Overlapping image pair per image in the Underwater I dataset. Please note that overlapping image pairs are counted for both images (e.g., the overlapping pair between image a and b is counted for both images.). Some of the images have very few overlapping image pairs. This reduces the total number of cycles in which they could be involved. Depending on the wrong edges, these images might always be in the cycles along with wrong edges. This could lead them to be identified as wrong edges

The fifth dataset (named as Underwater II) was obtained using a digital camera carried by a Phantom XTL Unmanned Underwater Vehicle (UUV) during a survey of a patch of reef located in the Florida Reef Tract (Lirman et al. 2007). It consists of 486 images of \(512\,\times \,384\) pixels. The total number of overlapping image pairs is 3225. There are 6 time-consecutive image pairs that do not have any overlap. We kept the overlapping time-consecutive images even if they were identified as a wrong edge.

The confusion matrix is summarized for 100 random trials in Table 2 while the errors on the obtained trajectories are given in Table 3. The proposed method was not able to successfully identify all wrong edges in 5 trials out of 100. The total number of wrong edges added for those 5 trials were 898 and the proposed method was able to remove 890. From the confusion matrix, it can be seen that the total number of correct edges identified as wrong by our proposal can be considered as relatively high. This is mainly due to the way in which the classifier is trained. We opt to put high penalization for classifying wrong edges as correct since even one of them is usually enough to disturb the final result. To illustrate the performance of the method, the final mosaics and trajectories for one of the random trials (with the maximum STE error of 387.34) are illustrated in Fig. 9. In this case our proposal was not able to remove all wrong edges.

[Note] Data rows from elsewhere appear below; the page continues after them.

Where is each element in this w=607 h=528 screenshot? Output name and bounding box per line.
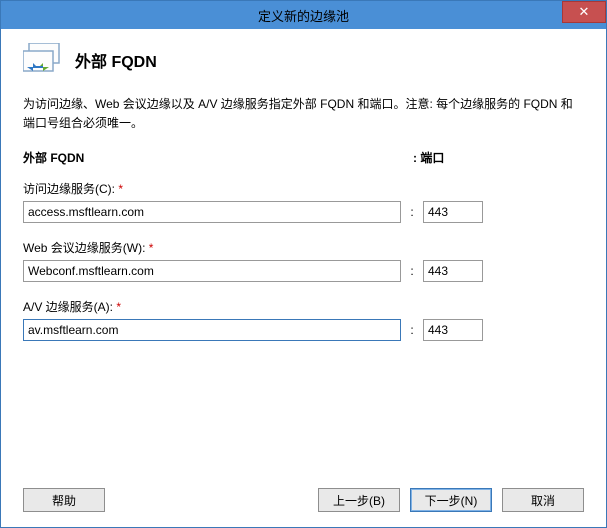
content-area: 外部 FQDN 为访问边缘、Web 会议边缘以及 A/V 边缘服务指定外部 FQ…	[1, 29, 606, 483]
field-access-edge: 访问边缘服务(C): * :	[23, 180, 584, 223]
av-edge-fqdn-input[interactable]	[23, 319, 401, 341]
page-description: 为访问边缘、Web 会议边缘以及 A/V 边缘服务指定外部 FQDN 和端口。注…	[23, 95, 584, 133]
access-edge-label-text: 访问边缘服务(C):	[23, 182, 115, 196]
page-header: 外部 FQDN	[23, 43, 584, 77]
page-title: 外部 FQDN	[75, 48, 157, 72]
close-icon: ✕	[579, 4, 590, 20]
help-button[interactable]: 帮助	[23, 488, 105, 512]
webconf-edge-fqdn-input[interactable]	[23, 260, 401, 282]
window-title: 定义新的边缘池	[1, 6, 606, 25]
av-edge-label: A/V 边缘服务(A): *	[23, 298, 584, 315]
required-marker: *	[118, 182, 123, 196]
separator: :	[401, 323, 423, 337]
webconf-edge-port-input[interactable]	[423, 260, 483, 282]
column-fqdn-header: 外部 FQDN	[23, 149, 403, 166]
access-edge-fqdn-input[interactable]	[23, 201, 401, 223]
required-marker: *	[149, 241, 154, 255]
close-button[interactable]: ✕	[562, 1, 606, 23]
field-av-edge: A/V 边缘服务(A): * :	[23, 298, 584, 341]
access-edge-port-input[interactable]	[423, 201, 483, 223]
av-edge-port-input[interactable]	[423, 319, 483, 341]
button-bar: 帮助 上一步(B) 下一步(N) 取消	[1, 483, 606, 527]
av-edge-label-text: A/V 边缘服务(A):	[23, 300, 113, 314]
edge-pool-icon	[23, 43, 63, 77]
webconf-edge-label-text: Web 会议边缘服务(W):	[23, 241, 145, 255]
webconf-edge-label: Web 会议边缘服务(W): *	[23, 239, 584, 256]
wizard-window: 定义新的边缘池 ✕ 外部 FQDN 为访问边缘、Web 会议边缘以及 A/V 边…	[0, 0, 607, 528]
cancel-button[interactable]: 取消	[502, 488, 584, 512]
access-edge-label: 访问边缘服务(C): *	[23, 180, 584, 197]
back-button[interactable]: 上一步(B)	[318, 488, 400, 512]
column-headers: 外部 FQDN : 端口	[23, 149, 584, 166]
titlebar: 定义新的边缘池 ✕	[1, 1, 606, 29]
column-port-header: : 端口	[413, 149, 444, 166]
field-webconf-edge: Web 会议边缘服务(W): * :	[23, 239, 584, 282]
next-button[interactable]: 下一步(N)	[410, 488, 492, 512]
separator: :	[401, 205, 423, 219]
required-marker: *	[116, 300, 121, 314]
separator: :	[401, 264, 423, 278]
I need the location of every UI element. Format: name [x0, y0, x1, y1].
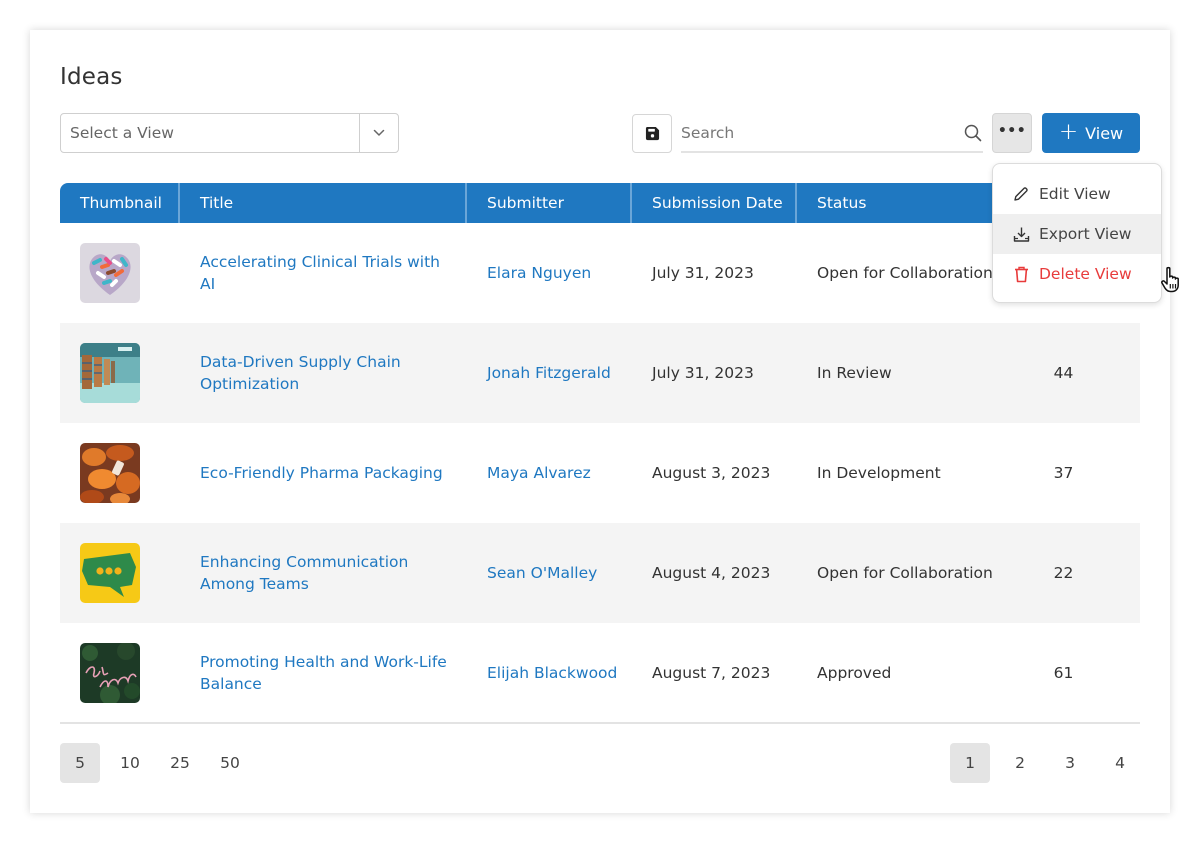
idea-title-link[interactable]: Data-Driven Supply Chain Optimization	[200, 351, 447, 395]
page-size-option[interactable]: 50	[210, 743, 250, 783]
status-text: Open for Collaboration	[817, 264, 993, 282]
column-header-thumbnail[interactable]: Thumbnail	[60, 183, 180, 223]
menu-item-export-view[interactable]: Export View	[993, 214, 1161, 254]
more-options-button[interactable]: •••	[992, 113, 1032, 153]
ellipsis-icon: •••	[997, 122, 1027, 139]
ideas-table: Thumbnail Title Submitter Submission Dat…	[60, 183, 1140, 723]
submitter-link[interactable]: Elijah Blackwood	[487, 662, 617, 684]
pagination: 1 2 3 4	[950, 743, 1140, 783]
page-button[interactable]: 2	[1000, 743, 1040, 783]
menu-item-label: Edit View	[1039, 185, 1111, 203]
ideas-panel: Ideas Select a View ••• + View Thumbnail…	[30, 30, 1179, 813]
view-select[interactable]: Select a View	[60, 113, 399, 153]
submitter-link[interactable]: Sean O'Malley	[487, 562, 597, 584]
pill-bottles-image[interactable]	[80, 443, 140, 503]
count-value: 44	[1053, 364, 1074, 382]
neon-breathe-image[interactable]	[80, 643, 140, 703]
status-text: Approved	[817, 664, 892, 682]
column-header-title[interactable]: Title	[180, 183, 467, 223]
menu-item-delete-view[interactable]: Delete View	[993, 254, 1161, 294]
submitter-link[interactable]: Maya Alvarez	[487, 462, 591, 484]
table-header: Thumbnail Title Submitter Submission Dat…	[60, 183, 1140, 223]
table-row: Enhancing Communication Among Teams Sean…	[60, 523, 1140, 623]
trash-icon	[1012, 265, 1030, 283]
save-view-button[interactable]	[632, 114, 672, 153]
idea-title-link[interactable]: Promoting Health and Work-Life Balance	[200, 651, 447, 695]
plus-icon: +	[1058, 118, 1079, 145]
submission-date: August 3, 2023	[652, 464, 771, 482]
menu-item-label: Export View	[1039, 225, 1132, 243]
status-text: Open for Collaboration	[817, 564, 993, 582]
menu-item-edit-view[interactable]: Edit View	[993, 174, 1161, 214]
view-options-menu: Edit View Export View Delete View	[992, 163, 1162, 303]
column-header-submitter[interactable]: Submitter	[467, 183, 632, 223]
search-field	[681, 114, 983, 153]
idea-title-link[interactable]: Accelerating Clinical Trials with AI	[200, 251, 447, 295]
page-size-option[interactable]: 10	[110, 743, 150, 783]
table-row: Eco-Friendly Pharma Packaging Maya Alvar…	[60, 423, 1140, 523]
table-divider	[60, 722, 1140, 724]
count-value: 37	[1053, 464, 1074, 482]
submitter-link[interactable]: Jonah Fitzgerald	[487, 362, 611, 384]
table-row: Data-Driven Supply Chain Optimization Jo…	[60, 323, 1140, 423]
pills-heart-image[interactable]	[80, 243, 140, 303]
download-icon	[1012, 225, 1030, 243]
speech-bubble-image[interactable]	[80, 543, 140, 603]
idea-title-link[interactable]: Enhancing Communication Among Teams	[200, 551, 447, 595]
count-value: 22	[1053, 564, 1074, 582]
warehouse-image[interactable]	[80, 343, 140, 403]
submitter-link[interactable]: Elara Nguyen	[487, 262, 591, 284]
page-size-option[interactable]: 25	[160, 743, 200, 783]
page-title: Ideas	[60, 64, 123, 90]
search-input[interactable]	[681, 114, 963, 151]
page-size-option[interactable]: 5	[60, 743, 100, 783]
submission-date: July 31, 2023	[652, 364, 754, 382]
submission-date: August 7, 2023	[652, 664, 771, 682]
status-text: In Development	[817, 464, 941, 482]
hand-pointer-cursor-icon	[1160, 266, 1186, 298]
page-button[interactable]: 4	[1100, 743, 1140, 783]
search-icon[interactable]	[963, 123, 983, 143]
status-text: In Review	[817, 364, 892, 382]
submission-date: August 4, 2023	[652, 564, 771, 582]
add-view-label: View	[1085, 123, 1124, 143]
page-button[interactable]: 1	[950, 743, 990, 783]
page-button[interactable]: 3	[1050, 743, 1090, 783]
submission-date: July 31, 2023	[652, 264, 754, 282]
count-value: 61	[1053, 664, 1074, 682]
page-size-selector: 5 10 25 50	[60, 743, 250, 783]
pencil-icon	[1012, 185, 1030, 203]
idea-title-link[interactable]: Eco-Friendly Pharma Packaging	[200, 462, 443, 484]
chevron-down-icon	[373, 129, 385, 136]
save-icon	[645, 126, 659, 141]
menu-item-label: Delete View	[1039, 265, 1132, 283]
table-row: Accelerating Clinical Trials with AI Ela…	[60, 223, 1140, 323]
column-header-status[interactable]: Status	[797, 183, 1017, 223]
add-view-button[interactable]: + View	[1042, 113, 1140, 153]
table-row: Promoting Health and Work-Life Balance E…	[60, 623, 1140, 723]
column-header-submission-date[interactable]: Submission Date	[632, 183, 797, 223]
view-select-placeholder: Select a View	[70, 124, 174, 142]
view-select-toggle[interactable]	[359, 114, 398, 152]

The total number of overlapping image pairs per image is illustrated in Fig. 10.

Fig. 9
figure 9

[Top] Final Mosaics for Underwater II dataset rendered using last-on-top strategy. [Bottom] Final Trajectories: Solid line denotes the trajectory without any wrong edge while the dashed one shows the trajectory after removing wrong edges. A total number of 214 wrong edges were added and 212 of them were successfully removed. The remaining two (between images 201–168 and 202–131) of them has caused some degradation on the trajectory and mosaic, respectively

Fig. 10
figure 10

Overlapping image pair per image in the Underwater II Dataset. Please note that overlapping image pairs are counted for both images (e.g., the overlapping pair between image a and b is counted for both images)

4 Conclusions

Image registration is generally done by extracting and matching some salient points (features) in the images. Although some robust methods are employed, some mismatched image pairs can occur due to the repeated textures and high structural similarity in images. These mismatched pairs can cause significant degradation on the final result (e.g., trajectory, mosaic, 3D Reconstruction, etc.). In this paper, we propose a method to identify mismatched image pairs using close-loop constraints (cycles) in camera trajectory. When the motion between images in a closed-loop is accumulated, the combined motion should be close to identity.

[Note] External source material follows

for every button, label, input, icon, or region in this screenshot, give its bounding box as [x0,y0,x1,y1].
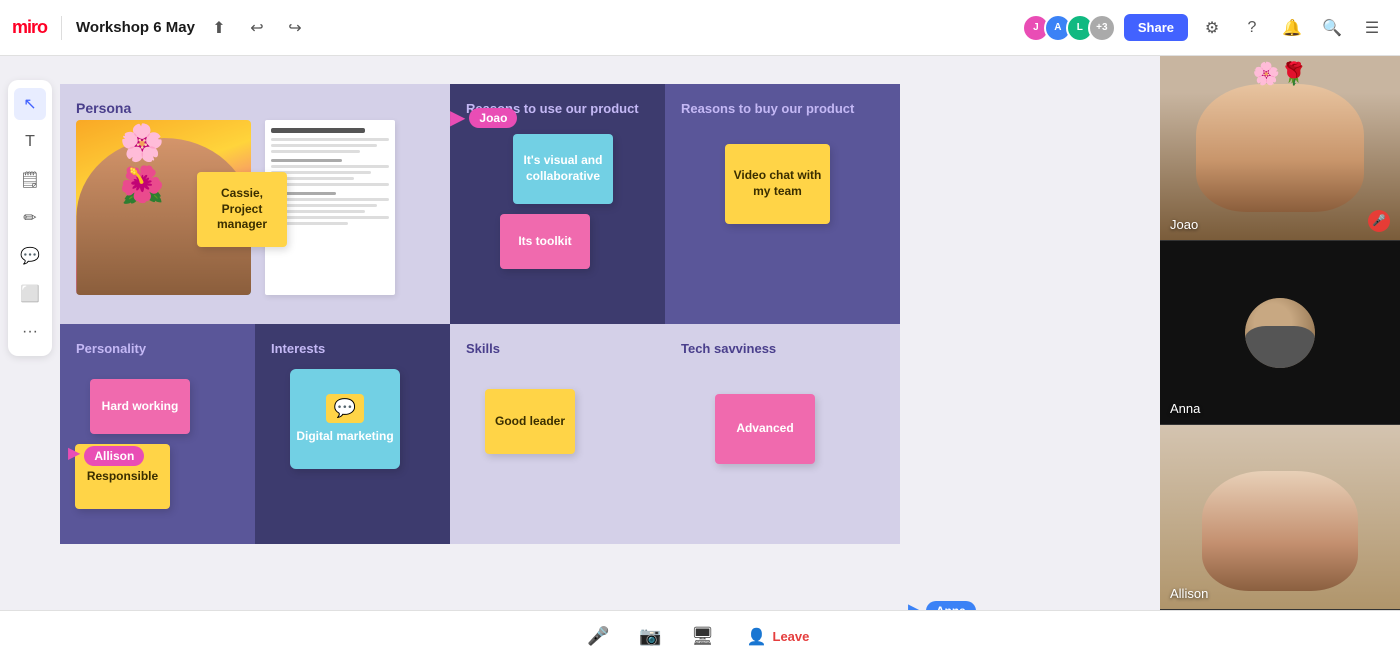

Our proposal relies on generating different cycles and computing error histograms for each overlapping image pairs. Mismatched image pairs have different error histogram compared to the those of correct edges. To identify mismatched image pairs, we employ a machine learning technique operating on error histograms. We presented experimental results with both real and synthetic datasets under different scenarios. Our proposal was able to remove wrong edges successfully and also able to identify edges not fully mismatched but including some outliers. Our method can be embedded in any application that requires processing of image sequence.